On my road bike, the Edge 1030 fit snugly on my 110 mm stem. For shorter cockpits, the out-front mount would probably be better suited. On the mountain bike, it mounted securely on the handlebars but it did feel a bit large for that position and I feel that the out front mount would be better suited (although that does put the device in a dangerous position in a crash). The Edge 1030 is equipped with a lanyard for peace of mind on those occasions that the device does come unstuck.
The Edge 1030 supports Wi-Fi, ANT+, and Bluetooth connections. I only had the opportunity to test the device with Garmin ANT+ sensors, which all worked flawlessly. I like uploading my activities over wireless when I get home, so the inclusion of that is a one up on my own Edge 520. While Bluetooth can be used for connectivity with compatible sensors, I only used it to communicate with the Garmin Connect App on a smartphone.
The Edge 1030 supports Garmin’s GroupTrack and LiveTrack features through the Garmin Mobile App. These allow you to broadcast tracking of yourself as well as receive information about your friends on route. On top of this, the Edge 1030 has a number of preset messages that you can send to your friends who also use an Edge 1030. Helpful if you’re running a bit late. However, I clearly have the wrong friends, as I found no one with an Edge 1030 to exchange messages with.
Connecting to your smartphone with the Garmin Mobile App will also allow you to received notifications of phone calls and other messages.
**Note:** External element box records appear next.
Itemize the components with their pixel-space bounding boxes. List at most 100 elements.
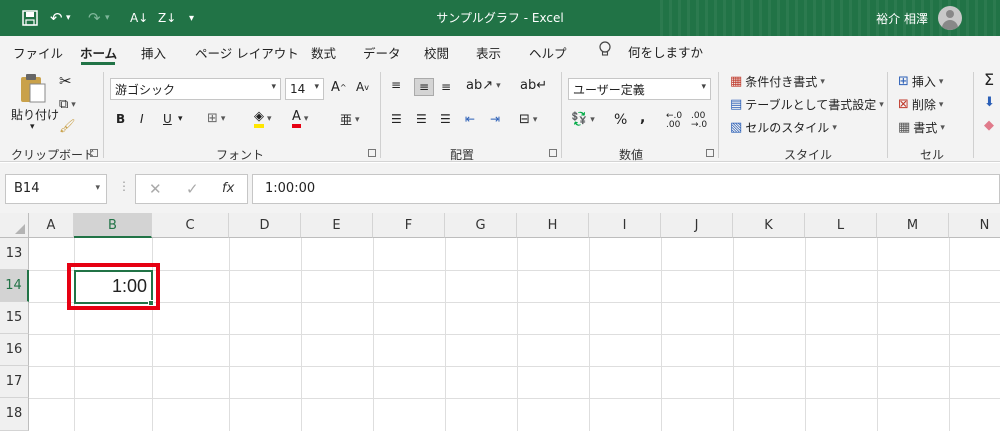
decrease-indent-icon[interactable]: ⇤ <box>465 112 475 126</box>
insert-cells-label: 挿入 <box>911 75 936 89</box>
orientation-icon[interactable]: ab↗ ▾ <box>466 78 501 93</box>
active-cell-b14[interactable]: 1:00 <box>74 270 153 304</box>
tab-help[interactable]: ヘルプ <box>529 43 567 62</box>
row-header-13[interactable]: 13 <box>0 238 29 270</box>
currency-icon[interactable]: 💱 ▾ <box>571 112 595 127</box>
chevron-down-icon: ▾ <box>95 183 100 193</box>
comma-button[interactable]: , <box>640 110 645 126</box>
align-center-icon[interactable]: ☰ <box>416 112 427 126</box>
tell-me-label: 何をしますか <box>628 45 704 60</box>
fill-handle[interactable] <box>148 300 154 306</box>
cancel-icon[interactable]: ✕ <box>149 180 162 198</box>
cell-styles-label: セルのスタイル <box>745 121 830 135</box>
gridline <box>29 270 1000 271</box>
font-launcher-icon[interactable] <box>368 149 376 157</box>
tab-view[interactable]: 表示 <box>476 43 501 62</box>
row-header-15[interactable]: 15 <box>0 302 29 334</box>
font-name-select[interactable]: 游ゴシック ▾ <box>110 78 281 100</box>
border-icon[interactable]: ⊞ ▾ <box>207 111 225 126</box>
tab-data[interactable]: データ <box>363 43 401 62</box>
merge-center-icon[interactable]: ⊟ ▾ <box>519 112 537 127</box>
format-as-table-button[interactable]: ▤ テーブルとして書式設定 ▾ <box>730 96 884 113</box>
bold-button[interactable]: B <box>116 112 125 126</box>
align-top-icon[interactable]: ≡ <box>391 78 401 92</box>
column-header-m[interactable]: M <box>877 213 949 238</box>
column-header-b[interactable]: B <box>74 213 152 238</box>
tab-file[interactable]: ファイル <box>13 43 63 62</box>
italic-button[interactable]: I <box>140 112 144 126</box>
tab-review[interactable]: 校閲 <box>424 43 449 62</box>
name-box-value: B14 <box>14 181 40 196</box>
increase-decimal-icon[interactable]: ←.0.00 <box>666 112 682 130</box>
fill-color-button[interactable]: ◈ ▾ <box>254 109 272 128</box>
increase-indent-icon[interactable]: ⇥ <box>490 112 500 126</box>
align-middle-icon[interactable]: ≡ <box>414 78 435 96</box>
alignment-launcher-icon[interactable] <box>549 149 557 157</box>
row-header-16[interactable]: 16 <box>0 334 29 366</box>
column-header-c[interactable]: C <box>152 213 229 238</box>
copy-icon[interactable]: ⧉ ▾ <box>59 97 76 112</box>
column-header-e[interactable]: E <box>301 213 373 238</box>
wrap-text-icon[interactable]: ab↵ <box>520 78 547 93</box>
formula-input[interactable]: 1:00:00 <box>252 174 1000 204</box>
format-painter-icon[interactable]: 🖌 <box>59 119 76 134</box>
select-all-button[interactable] <box>0 213 29 238</box>
tab-home[interactable]: ホーム <box>80 43 117 62</box>
column-header-a[interactable]: A <box>29 213 74 238</box>
tab-page-layout[interactable]: ページ レイアウト <box>195 43 299 62</box>
underline-dropdown-icon[interactable]: ▾ <box>178 114 183 124</box>
phonetic-icon[interactable]: 亜 ▾ <box>340 111 360 128</box>
avatar[interactable] <box>938 6 962 30</box>
clipboard-launcher-icon[interactable] <box>90 149 98 157</box>
cut-icon[interactable]: ✂ <box>59 72 72 90</box>
font-size-select[interactable]: 14 ▾ <box>285 78 324 100</box>
number-launcher-icon[interactable] <box>706 149 714 157</box>
format-cells-button[interactable]: ▦ 書式 ▾ <box>898 119 945 136</box>
column-header-g[interactable]: G <box>445 213 517 238</box>
number-format-select[interactable]: ユーザー定義 ▾ <box>568 78 711 100</box>
column-header-f[interactable]: F <box>373 213 445 238</box>
delete-cells-button[interactable]: ⊠ 削除 ▾ <box>898 96 943 113</box>
ribbon-tabs: ファイル ホーム 挿入 ページ レイアウト 数式 データ 校閲 表示 ヘルプ <box>0 36 1000 66</box>
font-color-icon: A <box>292 109 301 128</box>
autosum-icon[interactable]: Σ <box>984 70 994 89</box>
styles-group-label: スタイル <box>784 148 833 162</box>
formula-bar-grip-icon: ⋮ <box>118 179 130 193</box>
percent-button[interactable]: % <box>614 112 627 128</box>
tab-insert[interactable]: 挿入 <box>141 43 166 62</box>
row-header-14[interactable]: 14 <box>0 270 29 302</box>
cell-styles-button[interactable]: ▧ セルのスタイル ▾ <box>730 119 837 136</box>
decrease-decimal-icon[interactable]: .00 →.0 <box>691 112 707 130</box>
conditional-formatting-button[interactable]: ▦ 条件付き書式 ▾ <box>730 73 825 90</box>
column-header-l[interactable]: L <box>805 213 877 238</box>
column-header-h[interactable]: H <box>517 213 589 238</box>
column-header-n[interactable]: N <box>949 213 1000 238</box>
clear-icon[interactable]: ◆ <box>984 118 994 133</box>
name-box[interactable]: B14 ▾ <box>5 174 107 204</box>
row-header-18[interactable]: 18 <box>0 398 29 431</box>
fill-icon[interactable]: ⬇ <box>984 95 995 110</box>
enter-icon[interactable]: ✓ <box>186 180 199 198</box>
format-cells-label: 書式 <box>913 121 938 135</box>
column-header-j[interactable]: J <box>661 213 733 238</box>
underline-button[interactable]: U <box>163 112 172 126</box>
align-bottom-icon[interactable]: ≡ <box>441 80 451 94</box>
column-header-k[interactable]: K <box>733 213 805 238</box>
paste-label[interactable]: 貼り付け <box>11 106 59 123</box>
align-right-icon[interactable]: ☰ <box>440 112 451 126</box>
align-left-icon[interactable]: ☰ <box>391 112 402 126</box>
increase-font-size-icon[interactable]: A ^ <box>331 80 347 95</box>
paste-button[interactable] <box>18 72 48 104</box>
decrease-font-size-icon[interactable]: Av <box>356 80 369 94</box>
conditional-formatting-label: 条件付き書式 <box>745 75 818 89</box>
tab-formulas[interactable]: 数式 <box>311 43 336 62</box>
insert-cells-button[interactable]: ⊞ 挿入 ▾ <box>898 73 943 90</box>
row-header-17[interactable]: 17 <box>0 366 29 398</box>
column-header-i[interactable]: I <box>589 213 661 238</box>
worksheet-grid[interactable]: A B C D E F G H I J K L M N 13 14 15 16 … <box>0 213 1000 431</box>
column-header-d[interactable]: D <box>229 213 301 238</box>
insert-function-button[interactable]: fx <box>222 181 234 196</box>
user-name[interactable]: 裕介 相澤 <box>876 10 928 27</box>
font-color-button[interactable]: A ▾ <box>292 109 308 128</box>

The navigational ability of the Edge 1030 is the killer feature on this device. It comes loaded with proper maps which are rich in information allowing you to search for specific locations and points of interest. Thanks to the detailed base maps, you can achieve turn by turn navigation through most route building options including the new ability to simply pull an activity from Strava. The navigation experience reminds me of a standalone Garmin GPS.
Garmin has done a number of things to enhance the experience for cyclists. For instance, when creating a route on the Edge 1030, it references the mountains of data from other riders' activities on Garmin Connect to recommend routes that are frequented by cyclists.
I tested the navigation function using a previous Strava activity which I recorded using the Giant NeosTrack. This did not phase the Edge 1030 as it quickly converted the activity into a course and set me off with clear turn-by-turn directions throughout the route.
The colour navigation creates a good contrast that many black and white screens lack. On the large screen, the route ahead was clearly defined and the turns easily understood. The view can be easily zoomed into a level of detail that will dispel any doubt about which way it is you’re supposed to be heading.
Garmin still lead the pack when it comes to navigation and the Edge 1030 is the king of the castle.
The Edge 1030 lasted well over 12 hours of testing, which included a lot of tinkering and some navigation. Unfortunately, I did not have the device long enough to properly assess the real-world lifespan or check the claimed 22-hour battery life.
In the end
The Garmin Edge 1030 hits all the right notes as a flagship device from the biggest name in cycling computers. The feature filled device manages to remain intuitive to use, performing its core functions with ease, while offering advanced functions for more thorough users. The real reason to get an Edge 1030 over the other cycling computers is the comprehensive navigational abilities.